Xiaoming must have sensed a change in Tianyi, because he asked anxiously: ‘What’s up?’ Tianyi made an effort to hide her distress. ‘Nothing.’

He gave her a cautious glance and said in a low voice: ‘I’ll tell you something. You see, this place is my base.’ ‘Yes, I can see that,’ she said vaguely. He dropped his voice even more. ‘Please don’t ever tell the boss. This is where my lover lives.’

She took a moment to react. ‘What?’

He repeated it, then went on: ‘I brought you here to meet her, but unfortunately she’s gone home this evening.’ Tianyi suddenly felt a wave of distress, which left her utterly drained.

Because of her fatigue, they started back late at night, driving slowly home through the fog. In all her forty years, she had never experienced fog this thick in Beijing. The car seemed to be floating in a cloud. Who knew where they were going? It was actually rather exciting.

Xiaoming was in good spirits. ‘Are you afraid?’ he asked her. ‘No. Not at all,’ she said. What’s to be afraid of, she thought to herself. Better to die in this godforsaken place than to struggle along as she had been doing. She had a sudden vision: early dawn, the mist still lingering; a car crash, the vehicle smashed to pieces, the still-warm corpses of a man and a woman. Reports circulating that the pair had been carrying on an illicit affair. Then Lian’s face, looking stunned. She found herself smiling a little.
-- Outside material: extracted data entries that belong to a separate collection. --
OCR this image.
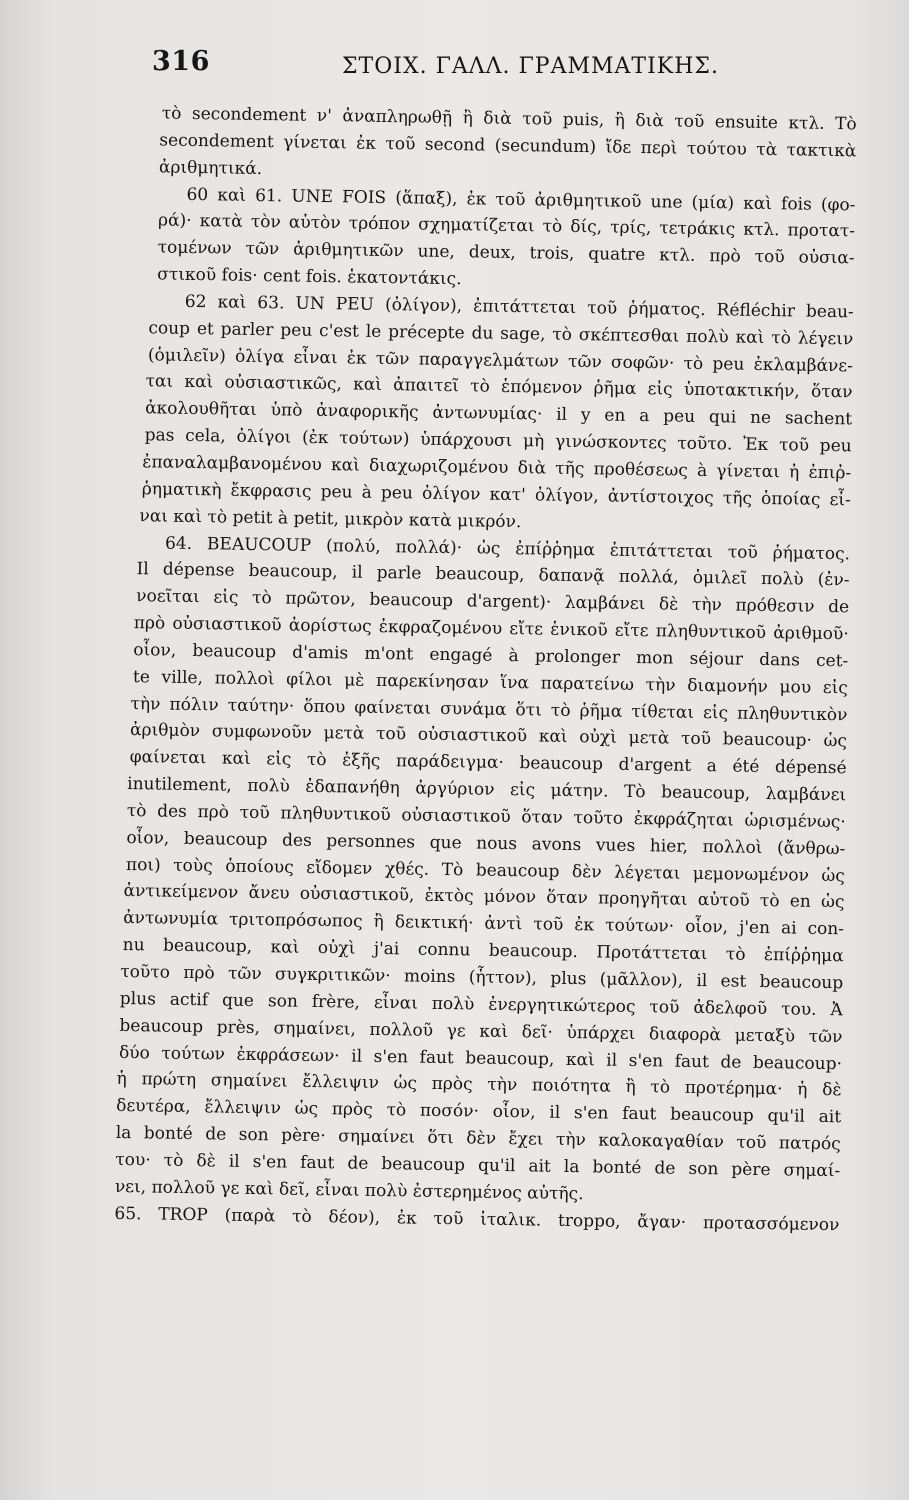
316	ΣΤΟΙΧ. ΓΑΛΛ. ΓΡΑΜΜΑΤΙΚΗΣ.
τὸ secondement ν' ἀναπληρωθῇ ἢ διὰ τοῦ puis, ἢ διὰ τοῦ ensuite κτλ. Τὸ
secondement γίνεται ἐκ τοῦ second (secundum) ἴδε περὶ τούτου τὰ τακτικὰ
ἀριθμητικά.
60 καὶ 61. UNE FOIS (ἅπαξ), ἐκ τοῦ ἀριθμητικοῦ une (μία) καὶ fois (φο-
ρά)· κατὰ τὸν αὐτὸν τρόπον σχηματίζεται τὸ δίς, τρίς, τετράκις κτλ. προτατ-
τομένων τῶν ἀριθμητικῶν une, deux, trois, quatre κτλ. πρὸ τοῦ οὐσια-
στικοῦ fois· cent fois. ἑκατοντάκις.
62 καὶ 63. UN PEU (ὀλίγον), ἐπιτάττεται τοῦ ῥήματος. Réfléchir beau-
coup et parler peu c'est le précepte du sage, τὸ σκέπτεσθαι πολὺ καὶ τὸ λέγειν
(ὁμιλεῖν) ὀλίγα εἶναι ἐκ τῶν παραγγελμάτων τῶν σοφῶν· τὸ peu ἐκλαμβάνε-
ται καὶ οὐσιαστικῶς, καὶ ἀπαιτεῖ τὸ ἑπόμενον ῥῆμα εἰς ὑποτακτικήν, ὅταν
ἀκολουθῆται ὑπὸ ἀναφορικῆς ἀντωνυμίας· il y en a peu qui ne sachent
pas cela, ὀλίγοι (ἐκ τούτων) ὑπάρχουσι μὴ γινώσκοντες τοῦτο. Ἐκ τοῦ peu
ἐπαναλαμβανομένου καὶ διαχωριζομένου διὰ τῆς προθέσεως à γίνεται ἡ ἐπιῤ-
ῥηματικὴ ἔκφρασις peu à peu ὀλίγον κατ' ὀλίγον, ἀντίστοιχος τῆς ὁποίας εἶ-
ναι καὶ τὸ petit à petit, μικρὸν κατὰ μικρόν.
64. BEAUCOUP (πολύ, πολλά)· ὡς ἐπίῤῥημα ἐπιτάττεται τοῦ ῥήματος.
Il dépense beaucoup, il parle beaucoup, δαπανᾷ πολλά, ὁμιλεῖ πολὺ (ἐν-
νοεῖται εἰς τὸ πρῶτον, beaucoup d'argent)· λαμβάνει δὲ τὴν πρόθεσιν de
πρὸ οὐσιαστικοῦ ἀορίστως ἐκφραζομένου εἴτε ἑνικοῦ εἴτε πληθυντικοῦ ἀριθμοῦ·
οἷον, beaucoup d'amis m'ont engagé à prolonger mon séjour dans cet-
te ville, πολλοὶ φίλοι μὲ παρεκίνησαν ἵνα παρατείνω τὴν διαμονήν μου εἰς
τὴν πόλιν ταύτην· ὅπου φαίνεται συνάμα ὅτι τὸ ῥῆμα τίθεται εἰς πληθυντικὸν
ἀριθμὸν συμφωνοῦν μετὰ τοῦ οὐσιαστικοῦ καὶ οὐχὶ μετὰ τοῦ beaucoup· ὡς
φαίνεται καὶ εἰς τὸ ἑξῆς παράδειγμα· beaucoup d'argent a été dépensé
inutilement, πολὺ ἐδαπανήθη ἀργύριον εἰς μάτην. Τὸ beaucoup, λαμβάνει
τὸ des πρὸ τοῦ πληθυντικοῦ οὐσιαστικοῦ ὅταν τοῦτο ἐκφράζηται ὡρισμένως·
οἷον, beaucoup des personnes que nous avons vues hier, πολλοὶ (ἄνθρω-
ποι) τοὺς ὁποίους εἴδομεν χθές. Τὸ beaucoup δὲν λέγεται μεμονωμένον ὡς
ἀντικείμενον ἄνευ οὐσιαστικοῦ, ἐκτὸς μόνον ὅταν προηγῆται αὐτοῦ τὸ en ὡς
ἀντωνυμία τριτοπρόσωπος ἢ δεικτική· ἀντὶ τοῦ ἐκ τούτων· οἷον, j'en ai con-
nu beaucoup, καὶ οὐχὶ j'ai connu beaucoup. Προτάττεται τὸ ἐπίῤῥημα
τοῦτο πρὸ τῶν συγκριτικῶν· moins (ἧττον), plus (μᾶλλον), il est beaucoup
plus actif que son frère, εἶναι πολὺ ἐνεργητικώτερος τοῦ ἀδελφοῦ του. Ἀ
beaucoup près, σημαίνει, πολλοῦ γε καὶ δεῖ· ὑπάρχει διαφορὰ μεταξὺ τῶν
δύο τούτων ἐκφράσεων· il s'en faut beaucoup, καὶ il s'en faut de beaucoup·
ἡ πρώτη σημαίνει ἔλλειψιν ὡς πρὸς τὴν ποιότητα ἢ τὸ προτέρημα· ἡ δὲ
δευτέρα, ἔλλειψιν ὡς πρὸς τὸ ποσόν· οἷον, il s'en faut beaucoup qu'il ait
la bonté de son père· σημαίνει ὅτι δὲν ἔχει τὴν καλοκαγαθίαν τοῦ πατρός
του· τὸ δὲ il s'en faut de beaucoup qu'il ait la bonté de son père σημαί-
νει, πολλοῦ γε καὶ δεῖ, εἶναι πολὺ ἐστερημένος αὐτῆς.
65. TROP (παρὰ τὸ δέον), ἐκ τοῦ ἰταλικ. troppo, ἄγαν· προτασσόμενον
The car nosed its lonely way through the mist. It was very, very late, two o’clock in the morning, when they finally arrived at her door. She had a sudden realization that this was not her home, it was a cage in which she was imprisoned. She had been delivered back to prison and she did not want to go in. He was puzzled at the dazed look on her face. Softly he leaned forward and planted a kiss in her cheek.

She was startled out of her dream. Instinctively, she knew she did not want to go back into that house, to that life that was like a living death, to that persistent smell of oestrogen. And her heart broke.

She suddenly flung her arms around him and burst into tears, clinging to him like a drowning person grips a lifebuoy. She was quite well aware that the lifebuoy would not save her because there were too many people drowning and the lifebuoy was destined to go to someone else, not to her. The tears scared him out of his wits. She wept and wept, a life-time of tears. He stammered some words, but she did not take them in.

Tianyi went into the house, her head spinning, too dazed to do anything. Then she gathered herself and sat down at the typewriter. It was 1994, and she did not have a computer yet, just a Sitong 2403 word-processor. She typed a title: Drowning. And so, that fog-laden night in the mid-nineties, Tianyi wrote the story of an ordinary Chinese woman. At the time, she just felt as if her heart was breaking. She had no idea that years later this story would get her into further trouble with the authorities.

Life did have its lighter moments, however. Tianyi took her material on trafficked women, called Fenhe Bay Adventures , to Tong. Tong, twice-married, twice-divorced, was now in charge of a TV production company. She got an answer a few days later. Tong had only two questions: ‘What’s this screen play about?’ Trafficked women, said Tianyi. ‘Who wrote it?’ Me, she told him. ‘In that case, I don’t need to read it. Come and sign the contract tomorrow,’ said Tong. It was as simple as that. Tianyi sold the screenplay, ten episodes, for 3,000 yuan per episode.